Blogs

Pick a winner, it's almost impossible

by Michael Huguenin on Feb 16, 2012

0 comments | | print

With six rounds to go in the A-League, I can safely say I have no idea who will win this year’s competition.

I have often thought that our national competition must be the most unpredictable in world football.

Thanks to the salary cap, new clubs still finding their feet in terms of developing recruiting systems and training measures,  and a wide range of playing talent, consistency has probably been the hardest thing to attain in the first seven seasons of the A-League.

Because of this our competition is constantly surprising and frustrating us.

In this season alone we’ve seen Brisbane Roar break The Record, as I like to call it, and then lose four in a row.

Melbourne Heart won five in a row to go second by the end of 2011 but have yet to win in 2012.

Plus league-leaders Central Coast Mariners went 15 games unbeaten before back-to-back defeats to Brisbane and Melbourne Victory in their last two matches.

But now I’m laying down the gauntlet, Eminem style.

Will the real A-League contenders please stand up?

In my view there are eight clubs still with a serious chance of making the A-League finals. The bottom two teams can be ruled out.

Gold Coast is 12 points behind sixth-placed Heart and won’t make it. The flourish in Adelaide after John Kosmina’s appointment has also waned and the Reds haven’t won in six, including three defeats on the bounce. Plus Adelaide has the worst defence in the league.

Every other club, however, is still a chance and with six matches to go (seven for the Mariners, who face Gold Coast in their game in hand), it’s time to stand up and be counted.

Due to the fact that six teams out of ten make the finals, the two most successful clubs in A-League history (Melbourne Victory and Sydney FC) are still a serious chance, if they get on a decent run, of making waves in April.

In any other league in the world a team with a record of five wins, 10 draws and six losses wouldn’t have any chance of winning the championship but that’s exactly the situation for the blue half of Melbourne.

This season has been a disaster for Victory but with the calibre of players at Jim Magilton’s disposal, and after a much-improved performance on Friday night in their 2-1 triumph over Central Coast, they could still salvage the season with a trophy.

Sydney FC’s squad also includes match winners and experience of winning championships.

But with the players at Ange Postecoglou’s disposal, I believe Brisbane Roar should still be considered the best side in the competition. Although the men in orange clearly need a couple of big wins to get their mojo back.

Brisbane can take comfort in the fact that a number of A-League sides have slumped in the second half of the season before putting together a good run into the finals and eventually lifting the toilet seat.

In 2007-08, Newcastle lost just one match in the first 10 rounds but then failed to win for four weeks, including two defeats in a row.
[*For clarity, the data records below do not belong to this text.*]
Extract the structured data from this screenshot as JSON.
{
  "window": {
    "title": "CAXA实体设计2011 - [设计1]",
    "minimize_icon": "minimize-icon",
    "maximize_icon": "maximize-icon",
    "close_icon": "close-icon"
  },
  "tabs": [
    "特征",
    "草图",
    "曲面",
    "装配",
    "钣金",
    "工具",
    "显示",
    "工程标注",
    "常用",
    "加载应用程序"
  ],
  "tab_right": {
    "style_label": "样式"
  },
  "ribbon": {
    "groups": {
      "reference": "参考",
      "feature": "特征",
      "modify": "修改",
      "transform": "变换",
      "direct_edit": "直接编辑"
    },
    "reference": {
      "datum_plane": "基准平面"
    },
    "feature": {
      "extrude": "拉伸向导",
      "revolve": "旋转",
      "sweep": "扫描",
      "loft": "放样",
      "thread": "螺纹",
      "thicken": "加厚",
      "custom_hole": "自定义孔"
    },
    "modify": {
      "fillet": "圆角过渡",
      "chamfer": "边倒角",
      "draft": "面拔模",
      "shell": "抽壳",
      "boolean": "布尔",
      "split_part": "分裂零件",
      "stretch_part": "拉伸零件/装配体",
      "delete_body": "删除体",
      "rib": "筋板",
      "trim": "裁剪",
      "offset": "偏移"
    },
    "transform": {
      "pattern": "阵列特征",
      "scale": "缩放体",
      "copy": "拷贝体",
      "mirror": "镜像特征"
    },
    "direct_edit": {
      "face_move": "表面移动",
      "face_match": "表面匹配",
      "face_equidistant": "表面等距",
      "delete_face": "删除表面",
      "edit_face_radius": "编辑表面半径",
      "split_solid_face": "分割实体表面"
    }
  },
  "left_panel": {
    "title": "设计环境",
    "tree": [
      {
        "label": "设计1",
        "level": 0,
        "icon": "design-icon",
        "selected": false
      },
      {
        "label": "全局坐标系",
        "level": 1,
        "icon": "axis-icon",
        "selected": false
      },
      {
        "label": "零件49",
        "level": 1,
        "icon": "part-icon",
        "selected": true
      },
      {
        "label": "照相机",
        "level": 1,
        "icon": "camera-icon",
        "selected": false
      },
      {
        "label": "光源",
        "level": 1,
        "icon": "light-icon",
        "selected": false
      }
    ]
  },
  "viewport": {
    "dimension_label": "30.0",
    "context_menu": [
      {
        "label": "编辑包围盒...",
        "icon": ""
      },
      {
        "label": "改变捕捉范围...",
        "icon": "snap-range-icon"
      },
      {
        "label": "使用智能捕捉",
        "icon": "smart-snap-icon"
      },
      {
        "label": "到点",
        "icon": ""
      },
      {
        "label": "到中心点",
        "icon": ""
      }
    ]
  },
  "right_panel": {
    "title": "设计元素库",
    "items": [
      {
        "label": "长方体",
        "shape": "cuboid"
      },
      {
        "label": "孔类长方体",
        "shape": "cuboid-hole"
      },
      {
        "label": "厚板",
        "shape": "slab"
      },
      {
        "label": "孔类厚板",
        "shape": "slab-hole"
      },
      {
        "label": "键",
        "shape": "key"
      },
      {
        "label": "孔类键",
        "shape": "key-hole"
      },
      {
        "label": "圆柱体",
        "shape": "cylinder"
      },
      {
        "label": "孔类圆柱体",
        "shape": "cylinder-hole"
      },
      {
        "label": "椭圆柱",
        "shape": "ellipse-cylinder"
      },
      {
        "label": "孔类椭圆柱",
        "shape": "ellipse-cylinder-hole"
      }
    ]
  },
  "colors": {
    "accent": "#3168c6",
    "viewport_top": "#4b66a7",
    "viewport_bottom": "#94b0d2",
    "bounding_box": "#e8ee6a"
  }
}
The Jets then won their last three games to finish second, lost the major semi final but then bounced back again to beat Central Coast 1-0 in the grand final.

In 2008-09, Melbourne Victory lost three out four games between Round 13 and 16 but then recovered to claim victory in four of the last five rounds and finished the season with the club’s second Premiership-Championship Double.

That kind of precedent could also be inspiration for Heart who looked unstoppable before New Year’s Eve but have struggled in 2012, with injuries and Olympic qualifying commitments weakening their young squad.

It’s clear that Central Coast is in the box seat but Graham Arnold strikes me as a manager who is suddenly unsure of his best starting line up. The loss of Matt Simon to Korean-club Chunnam Dragons seems to have thrown the Mariners off balance. New recruit John Sutton will need to hit the ground running, especially with young gun Bernie Ibini-Isei having failed to score this year.

Wellington is also a big shot to win their debut A-League Championship but the Phoenix have a tough run home with just two home games in the last six rounds, plus they have to play the Mariners twice.

It’d be great to see a couple of these teams really take the league by the scruff of the neck over the next month and a half and announce themselves as the main contenders for both the Premiership and the Championship.

But as much as I’d like to see at least one club defy the A-League’s trend of inconsistency, even if a club limps into the finals series it can take solace from Melbourne Victory’s double-winning side of 2006-07.

After wrapping up the Premiership with four rounds to go, Ernie Merrick’s men failed to win for the rest of the regular season before beating Adelaide United 2-1 on aggregate in the major semi final and 6-0 in the grand final to clinch the Championship.

Let’s hope for some self-assured, stable and powerful performances for the rest of the season.

But don’t expect it.

The A-League, if nothing else, is unpredictable.